Il semble que cette stratégie d’usure du gouvernement algérien porte ses fruits. Bien que le mouvement étudiant continue, les échecs des manifestations des deux derniers samedis se font lourdement ressentir sur le moral des opposants. La Coordination Nationale pour le Changement et la Démocratie (CNCD) qui fédérait une grande partie de l’opposition toutes tendances politiques confondues, vient de se scinder en deux (lire l’article d’el watan à ce sujet). Face à un pouvoir autoritaire unie, l’opposition démocrate est divisée et affaiblie. Seul le mouvement étudiant semble encore tenir bon avec des universités qui restent mobilisées comme aujourd’hui à l’université de Bouzereah.
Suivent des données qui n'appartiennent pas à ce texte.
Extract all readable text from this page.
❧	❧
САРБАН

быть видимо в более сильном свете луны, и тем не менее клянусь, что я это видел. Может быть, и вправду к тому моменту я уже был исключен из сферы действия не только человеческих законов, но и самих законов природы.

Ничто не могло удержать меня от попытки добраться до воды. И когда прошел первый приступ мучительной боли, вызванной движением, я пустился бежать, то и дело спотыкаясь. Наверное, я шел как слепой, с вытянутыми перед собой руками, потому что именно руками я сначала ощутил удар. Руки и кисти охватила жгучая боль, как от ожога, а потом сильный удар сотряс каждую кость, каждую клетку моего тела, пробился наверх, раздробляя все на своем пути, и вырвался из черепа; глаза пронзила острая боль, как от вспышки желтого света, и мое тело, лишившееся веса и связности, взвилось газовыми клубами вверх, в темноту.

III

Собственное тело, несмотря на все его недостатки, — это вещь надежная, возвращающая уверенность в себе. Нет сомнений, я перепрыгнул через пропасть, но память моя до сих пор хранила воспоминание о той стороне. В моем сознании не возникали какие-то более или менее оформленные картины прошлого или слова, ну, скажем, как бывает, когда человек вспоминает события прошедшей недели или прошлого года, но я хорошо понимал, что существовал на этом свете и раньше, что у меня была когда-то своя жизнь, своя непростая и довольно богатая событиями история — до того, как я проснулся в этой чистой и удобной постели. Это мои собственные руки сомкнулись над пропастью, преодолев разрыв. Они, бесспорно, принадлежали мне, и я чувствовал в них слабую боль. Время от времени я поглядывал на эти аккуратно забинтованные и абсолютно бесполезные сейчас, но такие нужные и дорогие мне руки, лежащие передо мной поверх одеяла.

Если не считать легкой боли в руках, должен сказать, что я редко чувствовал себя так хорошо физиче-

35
manifestation le 23 février à l'université de Bouzereah à Alger
Au final, les violations des droits de l’Homme en Algérie sont ignorées tandis que les regards sont tournés vers la Libye. Les gouvernements européens qui n’auront cessé de faire preuve de lâcheté pendant les révolutions arabes par leur tiédeur voir même leur complicité comme dans le cas de la France. Une fois de plus Paris s’illustre par son soutien à un régime autoritaire. Raffarin, ancien premier ministre français, envoyé par le président Sarkozy pour aller discuter Bouteflika, a dit sur Europe 1 avoir parlé d’économie mais visiblement, il n’a pas parlé de Droits de l’Homme:
Raffarin veut parler de choses concrètes, soit. Donc parlons de choses concrètes. L’Algérie est classée 109e au classement des pays les moins corrompus par Transparency international. La corruption est un frein évident au développement car l’argent public est détourné de son but initial, l’investissement dans des infrastructures publiques, pour aller dans la poche des dirigeants qui le plus souvent vont dépenser les sommes volées au peuple dans des produits de luxe ou de l’immobilier à l’étranger. Pas besoin d’avoir un doctorat en économie d’harvard pour comprendre que l’argent qui fuit à l’étranger n’ira pas alimenter le développement algérien. La corruption du système algérien est entretenue par un système autoritaire qui permet à des généraux de se maintenir en place par la force. Tant que le pillage de l’Algérie continuera empêchant une juste répartition des revenus, le développement de l’Algérie et donc la créations d’emplois « choses concrètes » seront considérablement freinés. Raffarin aurait mieux fait de lire l’analyse d’un membre du groupe facebook Algérie pacifique à ce sujet:
Le conseil des ministres vient d’accoucher d’une souris. On dirait ces ministres avec leur président ne vivent pas en Algérie ou plutôt considère leur peuple immature et ne comprend rien à la politique. Ils nous disent qu’ils ont construit des millions de logements alors la crise continue à frapper des millions de jeunes sans logements. Ils disent qu’ils ont créé des milliers d’emplois et de PME alors que des millions de jeunes avec ou sans diplômes souffrent du chômage. Ils disent qu’ils ont construit beaucoup de routes, tout le monde voit l’état dans lequel se trouvent nos routes, ils disent avoir une politique de santé, alors que tout le monde voit la réalité de nos hôpitaux et la disparition répétée de médicaments. Ils disent avoir une politique de l’agriculture alors la réalité ils importent tout de l’extérieur. La seule réalité vraiment réelle de ce pouvoir est qu’il est menteur, rentier, tribaliste et corrompu.